São três substancialmente os percursos de pensamento teológico que este livro nos propõe: a imortalidade feliz como meta final da existência do justo (cap. 1–5); a sabedoria como dom divino e orientação da vida e das escolhas do fiel (cap. 6–9); a história da salvação, sobretudo o acontecimento fundamental do êxodo da opressão egípcia, como sinal daquela luta entre bem e mal, que termina numa plena salvação e redenção (cap. 10–19).

2. Salomão viveu uma dezena de séculos antes do autor inspirado do Livro da Sabedoria, mas foi considerado como o arquétipo e o artífice ideal de toda a reflexão sapiencial posterior.
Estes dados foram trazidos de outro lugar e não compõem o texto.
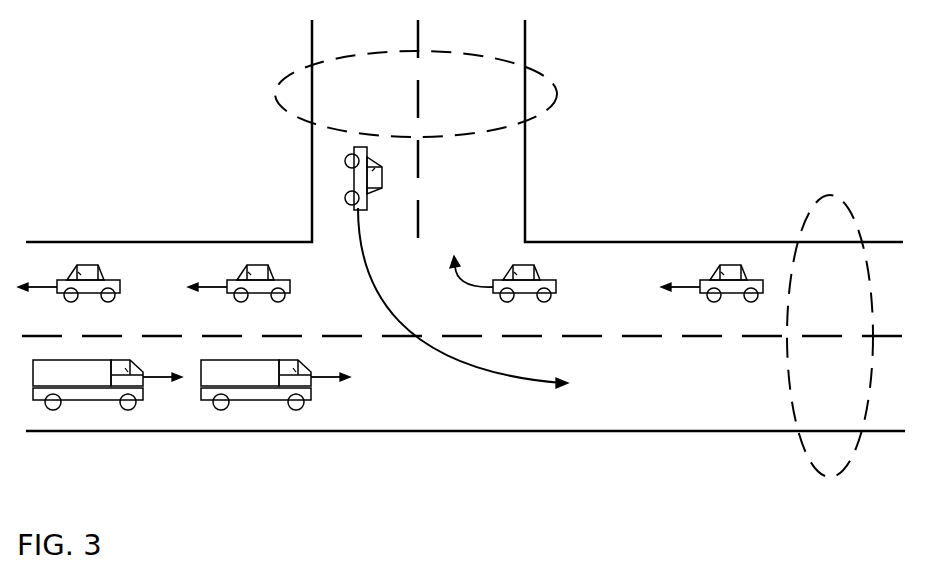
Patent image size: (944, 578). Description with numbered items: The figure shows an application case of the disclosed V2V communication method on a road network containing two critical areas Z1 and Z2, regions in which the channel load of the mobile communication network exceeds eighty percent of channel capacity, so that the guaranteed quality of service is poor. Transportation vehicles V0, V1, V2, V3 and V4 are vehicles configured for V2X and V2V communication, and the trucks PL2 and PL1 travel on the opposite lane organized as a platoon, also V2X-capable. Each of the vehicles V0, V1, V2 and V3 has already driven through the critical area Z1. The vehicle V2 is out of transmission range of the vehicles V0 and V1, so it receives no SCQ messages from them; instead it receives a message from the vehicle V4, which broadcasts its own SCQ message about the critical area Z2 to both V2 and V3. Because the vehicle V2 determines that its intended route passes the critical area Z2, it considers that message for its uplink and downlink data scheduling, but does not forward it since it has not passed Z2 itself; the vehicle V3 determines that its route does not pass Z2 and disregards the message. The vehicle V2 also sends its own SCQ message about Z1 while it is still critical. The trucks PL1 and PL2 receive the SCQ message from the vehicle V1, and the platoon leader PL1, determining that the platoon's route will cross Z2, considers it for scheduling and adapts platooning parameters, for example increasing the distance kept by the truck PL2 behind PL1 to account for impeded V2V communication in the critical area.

The transportation vehicle V0 is at (94, 265).
The transportation vehicle V1 is at (263, 265).
The transportation vehicle V2 is at (529, 265).
The transportation vehicle V3 is at (735, 265).
The transportation vehicle V4 is at (350, 175).
The critical area Z1 is at (834, 193).
The critical area Z2 is at (557, 98).
The platoon leader truck PL1 is at (263, 402).
The platoon truck PL2 is at (78, 402).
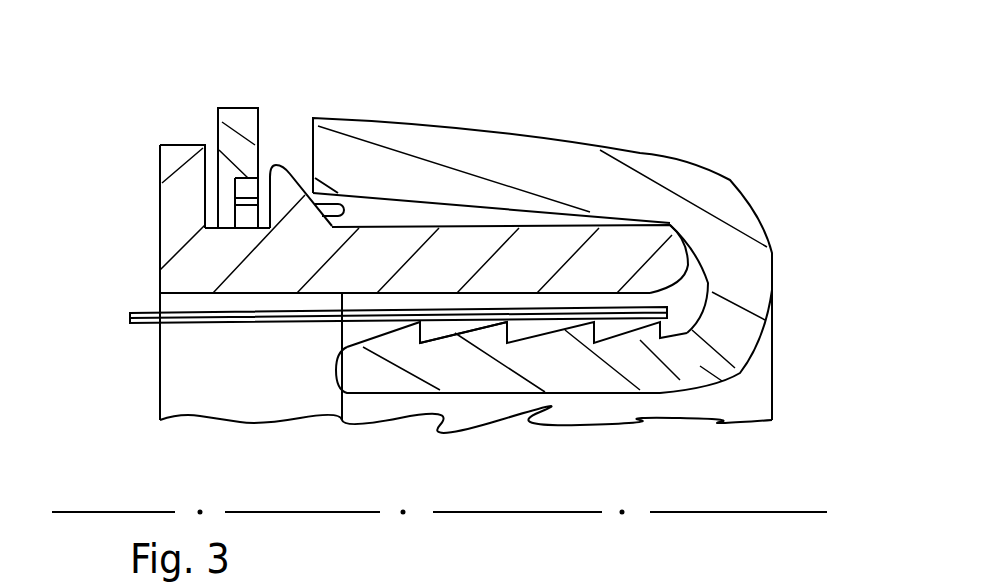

A oração em forma de hino colocada nos seus lábios é uma invocação solene dirigida ao “Deus dos pais” e “Senhor bondoso e compassivo” (v. 1), para que conceda o dom preciosíssimo da sabedoria.
É evidente no nosso texto a alusão à cena narrada no Primeiro Livro dos Reis, quando Salomão, nos princípios do seu reino, sobe ao lugar alto de Gabaon, onde se levantava um santuário, e, depois de ter celebrado um grandioso sacrifício, tem durante a noite um sonho-revelação. Ao próprio pedido de Deus, que o convida a pedir-lhe um dom, ele responde: “Dai, pois, ao vosso servo um coração sábio, capaz de julgar o vosso povo e discernir entre o bem e o mal” (1Rs 3,9).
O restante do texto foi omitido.